I have always recommended to physicians that they bill for their time,  use of resources such as copy machines, the costs of administrative office staff, and any other fixed costs related to taking harassing phone calls and generating paperwork. I find that charging Unum with the real costs of providing patient records is a dis-incentive for continually asking for the same information over and over again. Although most physicians “feel funny” about invoicing Unum, they should always send a bill when requests are received directly from the company. Perhaps my readers should remind their physicians to bill as appropriate.

What is an AP & C?

Another great question. Actually, I’ve written several detailed articles on this blog about Unum’s Advance Pay and Close. An AP & C is when Unum decides you are able to return to work and then “pays you out” up to 6 months on your claim anticipating you will be able to go back to work.

For example, claimant B’s medical doctor documented she probably could go back to work in 6 months, or worse yet, Unum’s claims handler used MD Advisor’s recovery period software recommendation to state when B can go back to work. Right away, Lucens or the claims handler will send B a letter saying they are going to give her six months of benefits in anticipation of a return to work based on the evidence they have. The letter says that if B is unable to return to work within the 6 months, she can come back of claim.

Unum used to have very specific rules regarding offering AP & Cs.

  • The claimant must agree to accept the offer of AP & C.
  • The lump sum can only be up 6 months of benefits.
  • There must be specific documentation from an employer stating that a return to work is approved and expected.
  • No ERISA disclosure in the letters is permitted since an AP & C is regarded more as a settlement, rather than a denial.

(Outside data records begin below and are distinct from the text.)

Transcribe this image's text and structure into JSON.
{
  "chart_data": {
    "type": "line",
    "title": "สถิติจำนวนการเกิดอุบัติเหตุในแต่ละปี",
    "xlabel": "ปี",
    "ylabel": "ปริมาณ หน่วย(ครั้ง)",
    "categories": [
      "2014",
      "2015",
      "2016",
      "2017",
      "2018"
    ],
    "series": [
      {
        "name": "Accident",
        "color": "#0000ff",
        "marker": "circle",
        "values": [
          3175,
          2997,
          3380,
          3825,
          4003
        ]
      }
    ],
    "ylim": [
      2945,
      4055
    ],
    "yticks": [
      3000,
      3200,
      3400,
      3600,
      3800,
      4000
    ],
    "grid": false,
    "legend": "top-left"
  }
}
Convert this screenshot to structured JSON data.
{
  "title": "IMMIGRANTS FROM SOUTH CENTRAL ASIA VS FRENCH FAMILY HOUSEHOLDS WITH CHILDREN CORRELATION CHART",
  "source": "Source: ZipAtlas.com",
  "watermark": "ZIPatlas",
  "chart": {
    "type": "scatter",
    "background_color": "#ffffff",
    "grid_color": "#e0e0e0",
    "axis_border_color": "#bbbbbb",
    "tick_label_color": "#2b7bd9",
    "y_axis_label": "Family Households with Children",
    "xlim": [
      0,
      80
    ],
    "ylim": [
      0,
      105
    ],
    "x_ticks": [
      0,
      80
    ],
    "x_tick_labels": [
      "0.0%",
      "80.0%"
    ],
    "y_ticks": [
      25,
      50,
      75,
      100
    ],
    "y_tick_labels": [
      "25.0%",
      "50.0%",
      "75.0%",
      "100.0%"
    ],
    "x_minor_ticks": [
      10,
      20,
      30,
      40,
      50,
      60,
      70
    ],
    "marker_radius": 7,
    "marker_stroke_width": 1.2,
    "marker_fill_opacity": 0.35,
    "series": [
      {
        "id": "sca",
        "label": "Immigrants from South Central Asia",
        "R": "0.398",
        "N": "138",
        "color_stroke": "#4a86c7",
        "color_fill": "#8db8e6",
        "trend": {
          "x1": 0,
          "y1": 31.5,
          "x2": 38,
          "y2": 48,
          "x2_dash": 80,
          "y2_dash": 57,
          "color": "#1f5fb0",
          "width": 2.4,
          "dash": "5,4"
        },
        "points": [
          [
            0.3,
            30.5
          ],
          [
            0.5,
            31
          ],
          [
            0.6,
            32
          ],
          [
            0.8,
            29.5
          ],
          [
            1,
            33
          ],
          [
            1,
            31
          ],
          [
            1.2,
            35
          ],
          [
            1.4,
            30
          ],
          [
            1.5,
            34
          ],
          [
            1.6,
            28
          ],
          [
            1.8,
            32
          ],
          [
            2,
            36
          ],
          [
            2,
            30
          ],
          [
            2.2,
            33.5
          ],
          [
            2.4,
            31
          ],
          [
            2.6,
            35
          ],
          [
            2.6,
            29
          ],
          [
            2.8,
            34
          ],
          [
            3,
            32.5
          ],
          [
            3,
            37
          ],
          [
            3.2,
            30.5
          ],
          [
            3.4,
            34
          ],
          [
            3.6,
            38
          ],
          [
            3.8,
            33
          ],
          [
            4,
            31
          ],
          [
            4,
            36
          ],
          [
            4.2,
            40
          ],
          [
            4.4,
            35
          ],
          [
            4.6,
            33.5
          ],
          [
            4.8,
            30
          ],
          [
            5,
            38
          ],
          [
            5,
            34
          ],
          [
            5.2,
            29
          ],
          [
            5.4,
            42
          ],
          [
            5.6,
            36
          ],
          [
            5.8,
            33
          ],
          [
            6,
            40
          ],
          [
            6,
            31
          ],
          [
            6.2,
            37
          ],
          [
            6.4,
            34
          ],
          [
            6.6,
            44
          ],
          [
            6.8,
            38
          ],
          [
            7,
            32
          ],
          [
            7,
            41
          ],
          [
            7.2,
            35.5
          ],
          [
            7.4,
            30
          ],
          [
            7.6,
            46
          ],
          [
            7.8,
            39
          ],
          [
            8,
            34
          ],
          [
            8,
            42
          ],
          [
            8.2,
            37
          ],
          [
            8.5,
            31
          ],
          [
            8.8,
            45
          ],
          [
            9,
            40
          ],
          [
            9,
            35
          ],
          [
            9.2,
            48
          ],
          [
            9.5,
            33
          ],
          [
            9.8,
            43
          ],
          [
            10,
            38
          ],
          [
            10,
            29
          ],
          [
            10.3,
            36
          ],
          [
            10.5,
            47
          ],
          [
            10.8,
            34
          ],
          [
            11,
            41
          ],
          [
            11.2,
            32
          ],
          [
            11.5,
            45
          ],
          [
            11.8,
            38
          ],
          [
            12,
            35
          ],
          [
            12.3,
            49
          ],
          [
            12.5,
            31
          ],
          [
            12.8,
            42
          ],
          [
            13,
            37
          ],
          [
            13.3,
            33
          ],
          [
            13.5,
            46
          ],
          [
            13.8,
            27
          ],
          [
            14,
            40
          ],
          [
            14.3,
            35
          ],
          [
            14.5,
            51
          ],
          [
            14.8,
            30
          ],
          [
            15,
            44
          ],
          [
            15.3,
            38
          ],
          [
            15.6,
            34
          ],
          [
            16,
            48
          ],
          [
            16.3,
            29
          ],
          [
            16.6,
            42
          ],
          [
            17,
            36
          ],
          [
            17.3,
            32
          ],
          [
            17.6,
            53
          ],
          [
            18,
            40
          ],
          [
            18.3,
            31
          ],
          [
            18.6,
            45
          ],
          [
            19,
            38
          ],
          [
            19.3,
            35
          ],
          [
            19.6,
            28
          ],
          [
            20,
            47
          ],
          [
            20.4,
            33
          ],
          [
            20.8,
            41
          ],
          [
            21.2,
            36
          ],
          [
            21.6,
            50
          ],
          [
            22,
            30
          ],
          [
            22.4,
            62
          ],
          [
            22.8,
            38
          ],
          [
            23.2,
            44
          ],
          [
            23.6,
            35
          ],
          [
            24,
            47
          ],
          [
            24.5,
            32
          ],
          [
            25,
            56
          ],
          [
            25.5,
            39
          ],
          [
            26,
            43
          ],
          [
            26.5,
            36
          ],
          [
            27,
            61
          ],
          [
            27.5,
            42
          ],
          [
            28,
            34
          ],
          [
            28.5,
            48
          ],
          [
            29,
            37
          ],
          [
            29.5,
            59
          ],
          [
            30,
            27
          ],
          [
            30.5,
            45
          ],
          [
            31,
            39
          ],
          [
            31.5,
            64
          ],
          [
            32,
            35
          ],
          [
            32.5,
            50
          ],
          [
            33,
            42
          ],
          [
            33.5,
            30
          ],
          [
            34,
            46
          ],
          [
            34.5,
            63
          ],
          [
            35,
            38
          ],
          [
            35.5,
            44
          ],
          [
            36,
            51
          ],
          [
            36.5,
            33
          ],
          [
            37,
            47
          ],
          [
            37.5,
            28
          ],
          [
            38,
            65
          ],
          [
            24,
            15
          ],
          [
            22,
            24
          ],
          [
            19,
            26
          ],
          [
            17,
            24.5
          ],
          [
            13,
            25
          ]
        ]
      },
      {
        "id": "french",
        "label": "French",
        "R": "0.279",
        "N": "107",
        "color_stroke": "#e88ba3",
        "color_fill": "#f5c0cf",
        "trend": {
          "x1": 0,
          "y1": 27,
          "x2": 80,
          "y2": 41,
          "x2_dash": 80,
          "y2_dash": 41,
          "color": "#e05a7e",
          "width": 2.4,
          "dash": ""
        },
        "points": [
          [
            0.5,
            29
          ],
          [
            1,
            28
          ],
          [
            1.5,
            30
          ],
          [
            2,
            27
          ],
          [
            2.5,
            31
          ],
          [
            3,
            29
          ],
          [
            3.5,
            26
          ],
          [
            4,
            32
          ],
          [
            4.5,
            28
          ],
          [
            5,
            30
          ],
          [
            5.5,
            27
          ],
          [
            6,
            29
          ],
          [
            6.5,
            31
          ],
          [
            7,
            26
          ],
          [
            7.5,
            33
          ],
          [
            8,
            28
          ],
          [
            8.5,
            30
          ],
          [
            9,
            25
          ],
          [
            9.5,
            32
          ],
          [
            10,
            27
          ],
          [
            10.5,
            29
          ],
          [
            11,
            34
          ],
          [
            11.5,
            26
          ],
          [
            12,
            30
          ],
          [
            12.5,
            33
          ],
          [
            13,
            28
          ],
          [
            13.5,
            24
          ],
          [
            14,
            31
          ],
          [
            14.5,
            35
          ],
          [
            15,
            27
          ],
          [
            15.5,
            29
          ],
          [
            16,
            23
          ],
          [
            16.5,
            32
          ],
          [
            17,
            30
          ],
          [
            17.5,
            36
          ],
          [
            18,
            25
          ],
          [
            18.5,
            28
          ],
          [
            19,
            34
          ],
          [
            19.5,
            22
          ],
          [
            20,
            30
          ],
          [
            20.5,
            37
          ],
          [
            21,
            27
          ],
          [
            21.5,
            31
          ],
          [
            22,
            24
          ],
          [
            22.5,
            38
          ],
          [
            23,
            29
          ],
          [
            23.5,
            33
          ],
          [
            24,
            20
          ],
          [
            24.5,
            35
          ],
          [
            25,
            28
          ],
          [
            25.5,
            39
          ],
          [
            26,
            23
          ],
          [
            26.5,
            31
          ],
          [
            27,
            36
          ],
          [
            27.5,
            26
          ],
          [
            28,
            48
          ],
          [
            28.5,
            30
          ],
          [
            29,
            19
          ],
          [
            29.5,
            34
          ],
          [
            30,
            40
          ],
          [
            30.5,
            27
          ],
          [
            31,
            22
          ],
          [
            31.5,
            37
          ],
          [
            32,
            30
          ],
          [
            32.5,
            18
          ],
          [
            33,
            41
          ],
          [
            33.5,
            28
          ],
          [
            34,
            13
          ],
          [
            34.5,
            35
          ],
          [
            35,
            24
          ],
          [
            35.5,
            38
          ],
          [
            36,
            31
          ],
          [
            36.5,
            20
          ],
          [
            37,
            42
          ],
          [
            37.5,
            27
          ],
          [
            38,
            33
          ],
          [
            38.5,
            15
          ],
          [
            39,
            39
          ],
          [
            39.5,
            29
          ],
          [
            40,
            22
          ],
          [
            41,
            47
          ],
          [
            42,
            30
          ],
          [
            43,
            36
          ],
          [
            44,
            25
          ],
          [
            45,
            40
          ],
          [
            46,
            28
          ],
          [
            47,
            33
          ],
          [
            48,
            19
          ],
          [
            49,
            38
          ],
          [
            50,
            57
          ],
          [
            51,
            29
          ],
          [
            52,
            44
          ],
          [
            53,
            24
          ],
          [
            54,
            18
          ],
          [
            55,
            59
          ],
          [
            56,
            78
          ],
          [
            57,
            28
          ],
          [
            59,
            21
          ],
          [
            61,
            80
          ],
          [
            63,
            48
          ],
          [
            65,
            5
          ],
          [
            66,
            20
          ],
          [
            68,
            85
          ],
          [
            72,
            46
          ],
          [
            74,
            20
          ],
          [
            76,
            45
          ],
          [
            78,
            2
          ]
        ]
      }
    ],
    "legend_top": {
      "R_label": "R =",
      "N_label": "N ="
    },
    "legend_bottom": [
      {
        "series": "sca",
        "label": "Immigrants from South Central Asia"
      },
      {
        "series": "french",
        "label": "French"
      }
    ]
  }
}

Anyone can easily see how this is abused by Unum. Usually, AP & Cs are offered prior to holidays because it is presumed by Unum that certain groups of people will need money. Let’s not sell Unum short either. Tempted by the offer of getting up to 6 months benefits in a lump-sum encourages people to think, “I’ll take the money now and worry about the return to work six months down the road.”

The problem is, what if you are unable to return to work and you want to take Unum at it’s word that you can come back on claim? Forget it. The ensuing investigation will be more intense than when you initially applied and will likely be denied. AND, you don’t have any appeal rights! Please be careful with this. When Unum dangles lump-sums of money in front of claimants they may accept the offer without realizing the consequences.